A new study revealed that most parents deny that their kids are overweight and indstead see them as having a healthy size - as long as someone is more overweight than them.

Researchers from Georgia Southern University looked at the survey data of parents with overweight kids. The survey was conducted between 2005 and 2008 with mothers as most of the respondents. The team compared their analysis to a similar study conducted between 1988 and 1994.

The findings showed that parents are viewing their children's weight based on the appearance of their peers, which are not healthy at all. This makes overweight a norm as the population continues to increase in weight. A majority of those from poorer families believed that their children were healthy if someone else is heavier than their children.

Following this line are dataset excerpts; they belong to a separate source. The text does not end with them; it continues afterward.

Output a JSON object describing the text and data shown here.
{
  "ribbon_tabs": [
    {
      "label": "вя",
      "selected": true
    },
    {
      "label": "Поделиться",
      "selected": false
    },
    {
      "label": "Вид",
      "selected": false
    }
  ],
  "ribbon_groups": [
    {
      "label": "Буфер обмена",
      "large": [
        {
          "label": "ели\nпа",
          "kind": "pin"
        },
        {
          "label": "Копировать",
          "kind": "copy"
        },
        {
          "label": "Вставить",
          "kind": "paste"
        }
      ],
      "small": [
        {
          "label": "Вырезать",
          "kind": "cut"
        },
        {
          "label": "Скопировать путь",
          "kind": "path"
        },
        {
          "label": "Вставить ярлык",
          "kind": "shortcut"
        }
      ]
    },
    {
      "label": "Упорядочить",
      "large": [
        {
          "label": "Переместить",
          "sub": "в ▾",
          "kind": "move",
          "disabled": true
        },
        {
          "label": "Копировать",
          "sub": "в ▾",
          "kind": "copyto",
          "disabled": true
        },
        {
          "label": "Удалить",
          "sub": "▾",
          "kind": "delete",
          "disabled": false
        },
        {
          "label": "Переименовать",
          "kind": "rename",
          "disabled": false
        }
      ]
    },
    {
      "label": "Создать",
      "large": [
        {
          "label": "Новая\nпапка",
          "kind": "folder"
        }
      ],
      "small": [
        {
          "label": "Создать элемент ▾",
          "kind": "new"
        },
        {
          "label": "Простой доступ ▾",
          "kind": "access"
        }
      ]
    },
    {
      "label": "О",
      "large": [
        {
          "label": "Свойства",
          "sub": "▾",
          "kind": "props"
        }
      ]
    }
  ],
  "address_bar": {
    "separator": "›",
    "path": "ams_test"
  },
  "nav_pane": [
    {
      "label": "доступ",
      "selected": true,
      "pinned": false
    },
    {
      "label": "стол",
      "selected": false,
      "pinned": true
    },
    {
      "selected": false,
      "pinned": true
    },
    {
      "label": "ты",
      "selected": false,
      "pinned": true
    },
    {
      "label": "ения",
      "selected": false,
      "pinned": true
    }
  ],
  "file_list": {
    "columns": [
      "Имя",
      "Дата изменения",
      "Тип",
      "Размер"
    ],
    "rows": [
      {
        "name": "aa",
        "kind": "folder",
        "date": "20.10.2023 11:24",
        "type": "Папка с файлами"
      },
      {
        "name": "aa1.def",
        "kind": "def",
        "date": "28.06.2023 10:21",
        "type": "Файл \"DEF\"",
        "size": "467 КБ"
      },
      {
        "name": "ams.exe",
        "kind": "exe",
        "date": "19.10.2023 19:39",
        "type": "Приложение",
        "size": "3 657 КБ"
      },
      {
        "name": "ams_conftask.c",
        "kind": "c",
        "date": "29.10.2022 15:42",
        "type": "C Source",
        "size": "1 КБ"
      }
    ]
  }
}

"We rarely compare our weight status against an absolute scale or a number recommended by doctors," study author Dr. Jian Zhang told TIME. "Instead, we compare to what our friends, neighbors and coworkers look like. If we look like most of the others, we of course perceive that we are just fine."

According to the U.S. Centers for Disease Control and Prevention, one out of three children and adolescents was obese or overweight in 2012. Childhood obesity has more than doubled in the past 30 years.

As childhood obesity becomes more common, parents think that their child is just normal and healthy, the study says. The researchers warned that this can create a cycle and has to be reversed immediately.

 "At a certain point, if no effective strategies are taken now to reverse this trend, all kids are obese, and they continuously carry the extra weight and the risk of various health problems into adulthood," Zhang added.

The researchers recommend pediatricians take the initiative to explain to parents the complications related to obesity, such as heart diseases, diabetes and increased risk of cancer. 

The study was published in the Aug. 25 issue of Pediatrics.